Johnny Gorai denied this. Said the dwarfs had been followed into the hills, but had not been found in a body. It was dangerous, he asserted, to pursue them too far. The hills of Santo were nearly impassable.

“Looks like a nigger story, Jack,” I told the lad. “You may be sure that if there was a village of these dwarf chaps, the people on the coast would know of it.”

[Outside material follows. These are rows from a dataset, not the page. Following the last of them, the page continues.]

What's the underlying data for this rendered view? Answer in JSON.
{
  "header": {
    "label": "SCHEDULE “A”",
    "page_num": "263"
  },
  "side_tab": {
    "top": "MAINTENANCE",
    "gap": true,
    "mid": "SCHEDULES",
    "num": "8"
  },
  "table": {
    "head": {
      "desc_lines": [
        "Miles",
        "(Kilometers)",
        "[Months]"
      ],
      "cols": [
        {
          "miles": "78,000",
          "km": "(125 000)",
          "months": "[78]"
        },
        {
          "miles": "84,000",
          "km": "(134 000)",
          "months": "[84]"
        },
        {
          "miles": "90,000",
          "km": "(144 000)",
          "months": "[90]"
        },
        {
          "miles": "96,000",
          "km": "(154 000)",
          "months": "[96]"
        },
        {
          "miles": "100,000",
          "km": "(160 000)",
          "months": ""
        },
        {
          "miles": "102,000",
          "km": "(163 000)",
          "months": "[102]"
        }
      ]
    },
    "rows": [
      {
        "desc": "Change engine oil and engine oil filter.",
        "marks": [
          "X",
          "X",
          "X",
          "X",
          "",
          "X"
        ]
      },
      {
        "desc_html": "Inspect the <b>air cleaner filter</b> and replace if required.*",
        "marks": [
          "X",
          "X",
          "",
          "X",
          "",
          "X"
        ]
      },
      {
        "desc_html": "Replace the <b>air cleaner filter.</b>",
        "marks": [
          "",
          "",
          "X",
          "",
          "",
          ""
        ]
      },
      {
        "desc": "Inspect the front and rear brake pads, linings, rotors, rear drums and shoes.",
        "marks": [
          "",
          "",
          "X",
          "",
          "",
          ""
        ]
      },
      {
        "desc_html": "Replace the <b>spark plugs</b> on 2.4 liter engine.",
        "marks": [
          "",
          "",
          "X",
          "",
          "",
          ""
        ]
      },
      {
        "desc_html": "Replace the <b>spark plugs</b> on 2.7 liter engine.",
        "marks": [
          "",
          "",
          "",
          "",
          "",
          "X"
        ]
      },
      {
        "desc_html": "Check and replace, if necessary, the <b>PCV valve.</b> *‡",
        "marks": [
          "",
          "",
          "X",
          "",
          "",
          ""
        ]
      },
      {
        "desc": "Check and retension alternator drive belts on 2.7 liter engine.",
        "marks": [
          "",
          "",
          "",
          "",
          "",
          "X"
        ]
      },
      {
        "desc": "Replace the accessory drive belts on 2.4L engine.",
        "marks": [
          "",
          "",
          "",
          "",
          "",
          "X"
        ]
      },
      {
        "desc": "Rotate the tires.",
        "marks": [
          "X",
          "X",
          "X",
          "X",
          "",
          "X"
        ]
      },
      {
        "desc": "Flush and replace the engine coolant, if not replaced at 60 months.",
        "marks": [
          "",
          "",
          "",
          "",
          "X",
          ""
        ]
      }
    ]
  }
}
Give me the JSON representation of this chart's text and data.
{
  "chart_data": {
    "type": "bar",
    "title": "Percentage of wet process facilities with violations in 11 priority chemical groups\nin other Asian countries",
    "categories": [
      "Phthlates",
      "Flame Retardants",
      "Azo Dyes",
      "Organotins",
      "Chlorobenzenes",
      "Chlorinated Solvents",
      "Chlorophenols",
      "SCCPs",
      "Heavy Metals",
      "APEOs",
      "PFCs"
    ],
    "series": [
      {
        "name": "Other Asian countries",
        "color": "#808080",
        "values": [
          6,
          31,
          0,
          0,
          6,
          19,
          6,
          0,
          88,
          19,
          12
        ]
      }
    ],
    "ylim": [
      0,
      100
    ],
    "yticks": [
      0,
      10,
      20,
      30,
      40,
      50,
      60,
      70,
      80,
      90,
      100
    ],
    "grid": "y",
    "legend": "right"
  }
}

“Maybe not. I have heard of some tribes that had their habitations where they couldn’t be found.”

“Such as—where?” I asked, rather nettled by the assured way in which he spoke.

“Oh, above the earth or under it,” he said vaguely, and I returned in disgust to my tent.

After dinner we took our pipes a short distance away from the embers of the fire, leaving Johnny Gorai grumbling in front of the tent. If any raid was planned on our camp, I was going to be sure that our “pilot” got the full effect of it and not us. Stuart and I had agreed to stand watch in turn, for we were not in exactly safe surroundings.

We were reasonably sure, of course, that the coast natives had not followed us in canoes, and they could not possibly have kept up with us by running through the dense mangrove thickets on the banks. Still, with Johnny Gorai about, it paid to take precautions.

While we smoked, we talked over our schedule of travel. We would go, we decided, as far as the river went without wasting time. Once at the source of the Jordan we would hide the canoes with some of the provisions and make our way to the nearest mountaintop where we could get an idea of the country.

Mind you, we had no conception of the location of Don Quiros’ city. I let Stuart do the talking, for I wished him to be author of everything we did. In this manner I hoped that he would become discouraged sooner than if I joined in his plans.

No, I did not think we would find the lost city of Jerusalem, or rather its ruins. Still less did I believe we would find any trace of the men of Don Quiros. Knowing the almost impenetrable vegetation of some of the larger islands, I thought that our search would be made difficult enough to convince Stuart that the task was hopeless.

Of course I said nothing to him, other than to agree to what he proposed. I had come with him because there was no way of turning him—a lad of age and his own master—back from the venture and I wanted to bring him back alive and sound.

Yet his plans were sensible, surprisingly so. Only I did not believe the ruins we were looking for existed. He said that Don Quiros had certainly gone up the river; that he had undoubtedly followed it far from the coast, as the purpose of the wanderers was to found an isolated settlement; that we would he likely to guess, from the nature of the country, where the Spaniards had landed.

The lad’s eagerness wrought upon me, and I felt a glimmering of the hope that had drawn him to Santo.

Yet I had no belief in his venture. I did not think we would even see the fugitive tribe that was called dwarfs, not knowing that I was to see this, and stranger things, before I again set foot on the Madeleine.